Ethan Dmitrovsky Receives ACS Clinical Research Honor
April 18, 2008
Ethan Dmitrovsky, MD, the Andrew Wallace Professor of Pharmacology and Toxicology, professor of medicine at Dartmouth Medical School, and co-director of the Cancer Epidemiology and Chemoprevention Research Program at Norris Cotton Cancer Center, has been named a Clinical Research Professor by the American Cancer Society. This honor, only awarded to two or three people each year, is the ACS's leading grant award, and it recognizes a researcher's contributions to science and to patient care, and supports their work in mentoring future generations of researchers.
The multi-year grant will support Dmitrovsky's ongoing studies of innovative ways to treat and prevent lung cancer, the number one cause of cancer death for men and women in the United States.
"This is really recognition for my team and for Dartmouth," says Dmitrovsky. "We've made tremendous progress while I've been working here due to the collaborative efforts of my outstanding colleagues from Norris Cotton Cancer Center, Dartmouth-Hitchcock Medical Center, Dartmouth Medical School, and Dartmouth College. Our team is now moving research findings in lung cancer from the laboratory bench into the clinic."
Dmitrovsky's team is particularly interested in retinoids, natural or synthetic compounds derived from vitamin A used in cancer therapy and prevention. This group has systematically chipped away at understanding the pathways and mechanisms of the retinoids and their effect on lung cancer biology and treatment.
"The research conducted by Ethan's laboratory has made major contributions to the development of targeted therapies now widely used in cancer treatment," says Mark Israel, MD, Director of Norris Cotton Cancer Center at Dartmouth-Hitchcock Medical Center. "He's doing important research, and he's a wonderful example of someone involved in translational research, where his findings are put to use treating patients."
Dmitrovsky describes his research as both translational and bi-directional. The latter refers to work moving discoveries made at the bench to the bedside, and then returning them back to the laboratory for refinement.
"This honor reflects Ethan's dedication to his work and to the community," says Dartmouth Medical School Dean Bill Green. "He is part of the team that provides contemporary cancer care to people in northern New England. This award from the ACS is well deserved."
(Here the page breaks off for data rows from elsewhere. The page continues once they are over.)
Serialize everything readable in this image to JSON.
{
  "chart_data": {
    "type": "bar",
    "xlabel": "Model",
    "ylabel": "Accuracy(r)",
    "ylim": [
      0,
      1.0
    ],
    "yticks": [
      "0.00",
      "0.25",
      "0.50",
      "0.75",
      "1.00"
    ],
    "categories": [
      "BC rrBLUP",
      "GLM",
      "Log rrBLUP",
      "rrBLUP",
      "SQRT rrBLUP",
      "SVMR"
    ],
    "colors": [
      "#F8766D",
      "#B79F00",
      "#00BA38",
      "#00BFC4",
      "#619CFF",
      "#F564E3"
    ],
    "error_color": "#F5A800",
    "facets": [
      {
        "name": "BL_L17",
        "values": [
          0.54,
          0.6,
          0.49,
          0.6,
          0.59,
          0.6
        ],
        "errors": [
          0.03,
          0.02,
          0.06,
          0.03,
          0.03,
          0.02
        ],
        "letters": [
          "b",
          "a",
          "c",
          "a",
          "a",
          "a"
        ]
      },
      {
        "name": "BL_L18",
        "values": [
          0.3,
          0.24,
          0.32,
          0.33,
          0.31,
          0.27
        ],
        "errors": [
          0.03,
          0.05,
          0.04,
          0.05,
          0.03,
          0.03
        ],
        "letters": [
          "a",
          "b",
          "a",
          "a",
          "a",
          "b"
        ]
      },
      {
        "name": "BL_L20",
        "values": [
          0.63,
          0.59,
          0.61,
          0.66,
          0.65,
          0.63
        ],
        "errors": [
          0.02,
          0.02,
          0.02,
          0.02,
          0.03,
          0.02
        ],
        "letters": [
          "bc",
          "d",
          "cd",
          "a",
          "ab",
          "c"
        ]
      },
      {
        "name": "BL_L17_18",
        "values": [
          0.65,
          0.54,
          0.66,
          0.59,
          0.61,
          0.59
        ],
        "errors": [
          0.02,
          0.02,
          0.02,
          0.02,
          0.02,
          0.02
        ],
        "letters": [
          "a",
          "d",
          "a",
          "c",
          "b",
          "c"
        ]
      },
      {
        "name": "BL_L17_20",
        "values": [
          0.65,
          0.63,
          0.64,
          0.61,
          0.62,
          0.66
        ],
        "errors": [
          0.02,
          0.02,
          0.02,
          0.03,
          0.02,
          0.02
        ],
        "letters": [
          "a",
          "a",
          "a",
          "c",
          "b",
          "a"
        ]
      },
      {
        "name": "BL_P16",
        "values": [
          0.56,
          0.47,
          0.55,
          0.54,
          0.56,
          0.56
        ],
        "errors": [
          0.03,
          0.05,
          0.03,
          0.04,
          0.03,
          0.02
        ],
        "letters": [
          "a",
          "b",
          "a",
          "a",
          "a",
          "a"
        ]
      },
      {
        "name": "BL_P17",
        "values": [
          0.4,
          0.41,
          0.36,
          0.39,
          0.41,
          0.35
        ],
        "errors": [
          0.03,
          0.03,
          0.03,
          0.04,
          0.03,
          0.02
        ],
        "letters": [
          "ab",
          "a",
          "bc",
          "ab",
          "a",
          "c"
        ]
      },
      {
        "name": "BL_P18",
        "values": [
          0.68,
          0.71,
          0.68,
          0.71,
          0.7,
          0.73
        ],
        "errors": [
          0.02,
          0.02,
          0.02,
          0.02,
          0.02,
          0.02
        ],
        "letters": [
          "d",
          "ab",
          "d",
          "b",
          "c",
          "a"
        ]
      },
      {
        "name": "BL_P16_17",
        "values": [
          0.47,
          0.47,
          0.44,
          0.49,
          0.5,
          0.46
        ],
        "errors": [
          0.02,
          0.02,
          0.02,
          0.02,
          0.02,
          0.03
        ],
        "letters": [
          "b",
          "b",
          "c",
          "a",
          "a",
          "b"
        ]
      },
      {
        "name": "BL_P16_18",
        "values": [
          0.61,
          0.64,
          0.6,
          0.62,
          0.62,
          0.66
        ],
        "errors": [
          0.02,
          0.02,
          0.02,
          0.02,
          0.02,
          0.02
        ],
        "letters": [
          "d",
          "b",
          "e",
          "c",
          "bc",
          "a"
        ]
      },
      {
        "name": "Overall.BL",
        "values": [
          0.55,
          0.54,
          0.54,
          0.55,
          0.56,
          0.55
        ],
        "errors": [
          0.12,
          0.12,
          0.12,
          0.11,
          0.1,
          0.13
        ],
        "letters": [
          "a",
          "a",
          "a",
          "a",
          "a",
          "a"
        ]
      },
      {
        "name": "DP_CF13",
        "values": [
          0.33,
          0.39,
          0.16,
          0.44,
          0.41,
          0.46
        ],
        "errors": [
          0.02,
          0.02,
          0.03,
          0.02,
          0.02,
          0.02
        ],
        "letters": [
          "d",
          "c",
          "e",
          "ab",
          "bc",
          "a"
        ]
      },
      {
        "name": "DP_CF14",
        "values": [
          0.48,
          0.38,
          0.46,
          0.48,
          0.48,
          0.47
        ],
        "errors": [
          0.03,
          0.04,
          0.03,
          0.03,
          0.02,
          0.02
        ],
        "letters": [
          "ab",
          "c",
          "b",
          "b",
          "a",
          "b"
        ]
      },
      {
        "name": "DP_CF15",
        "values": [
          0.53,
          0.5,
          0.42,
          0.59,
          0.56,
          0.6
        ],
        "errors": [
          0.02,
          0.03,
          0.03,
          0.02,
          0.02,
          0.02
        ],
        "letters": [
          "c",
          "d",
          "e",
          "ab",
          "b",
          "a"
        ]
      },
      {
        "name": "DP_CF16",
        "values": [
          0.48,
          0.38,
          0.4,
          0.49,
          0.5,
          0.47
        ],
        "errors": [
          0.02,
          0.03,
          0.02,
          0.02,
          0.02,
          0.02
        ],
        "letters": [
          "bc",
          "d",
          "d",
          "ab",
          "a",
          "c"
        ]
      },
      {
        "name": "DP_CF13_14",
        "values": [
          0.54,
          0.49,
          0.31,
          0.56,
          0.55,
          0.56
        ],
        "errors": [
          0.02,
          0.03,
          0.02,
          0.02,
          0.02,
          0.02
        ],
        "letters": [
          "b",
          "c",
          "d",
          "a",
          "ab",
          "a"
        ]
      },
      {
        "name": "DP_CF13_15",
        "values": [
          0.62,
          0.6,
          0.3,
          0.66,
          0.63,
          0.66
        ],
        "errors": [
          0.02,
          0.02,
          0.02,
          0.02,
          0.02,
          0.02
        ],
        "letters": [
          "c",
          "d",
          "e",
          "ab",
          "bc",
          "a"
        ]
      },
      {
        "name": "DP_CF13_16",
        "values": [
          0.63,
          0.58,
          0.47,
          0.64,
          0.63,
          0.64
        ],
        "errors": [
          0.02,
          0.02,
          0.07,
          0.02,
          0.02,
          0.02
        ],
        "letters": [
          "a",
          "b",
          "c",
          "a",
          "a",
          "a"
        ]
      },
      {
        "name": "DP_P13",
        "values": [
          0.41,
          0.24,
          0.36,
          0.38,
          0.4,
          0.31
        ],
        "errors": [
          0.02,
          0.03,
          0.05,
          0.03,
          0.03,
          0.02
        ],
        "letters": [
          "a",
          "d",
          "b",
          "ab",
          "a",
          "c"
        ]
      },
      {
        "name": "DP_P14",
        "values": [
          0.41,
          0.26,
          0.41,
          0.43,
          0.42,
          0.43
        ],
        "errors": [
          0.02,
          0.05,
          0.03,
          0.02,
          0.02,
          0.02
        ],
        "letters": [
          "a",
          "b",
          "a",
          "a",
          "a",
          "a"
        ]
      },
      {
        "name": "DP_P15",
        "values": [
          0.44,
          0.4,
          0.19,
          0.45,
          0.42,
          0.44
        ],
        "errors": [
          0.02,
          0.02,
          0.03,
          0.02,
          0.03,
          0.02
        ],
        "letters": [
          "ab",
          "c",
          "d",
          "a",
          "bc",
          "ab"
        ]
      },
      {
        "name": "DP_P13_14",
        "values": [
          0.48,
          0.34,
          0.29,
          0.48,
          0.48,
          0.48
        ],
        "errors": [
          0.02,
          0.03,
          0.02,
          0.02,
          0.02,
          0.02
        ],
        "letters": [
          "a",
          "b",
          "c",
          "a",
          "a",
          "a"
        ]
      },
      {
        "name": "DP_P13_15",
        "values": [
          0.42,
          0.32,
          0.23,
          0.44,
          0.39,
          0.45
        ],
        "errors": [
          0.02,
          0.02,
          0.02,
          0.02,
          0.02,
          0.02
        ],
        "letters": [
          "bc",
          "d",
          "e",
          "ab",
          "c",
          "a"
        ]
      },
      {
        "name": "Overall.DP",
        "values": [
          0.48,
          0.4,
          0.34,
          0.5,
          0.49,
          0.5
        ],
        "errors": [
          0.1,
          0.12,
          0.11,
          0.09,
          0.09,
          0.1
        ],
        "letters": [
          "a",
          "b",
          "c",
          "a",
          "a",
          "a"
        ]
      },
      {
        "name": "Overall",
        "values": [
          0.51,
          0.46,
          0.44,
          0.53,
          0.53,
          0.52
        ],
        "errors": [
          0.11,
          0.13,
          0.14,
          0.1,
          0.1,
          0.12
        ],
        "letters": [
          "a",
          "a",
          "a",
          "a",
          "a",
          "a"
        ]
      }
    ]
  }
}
Not only will the grant money support Dmitrovsky's laboratory, the award will also be used in Dmitrovsky's efforts to serve the broader cancer research and cancer survivor communities. For example, he serves on the board of scientific counselors of the National Cancer Institute and has been on the scientific advisory board of the Lance Armstrong Foundation.
"This significant grant from the ACS means a great deal to me and my team. I look forward to working with my colleagues to advance our research, put our findings to use in the clinic, and continue to serve the cancer community," says Dmitrovsky.
The American Cancer Society Research Professor and Clinical Research Professor grants are the most prestigious research awards made by the national program. These grants provide flexible funding for full-time investigators in mid-career who have made seminal contributions to cancer research and who will continue to provide leadership in their research area. The awards, for a period of five years with the possibility of one five-year renewal, are made through a highly competitive peer review process. Ordinarily, no more than two candidates in each category are appointed in any year. Only 25 Research Professors and 15 Clinical Research Professors are funded at any time.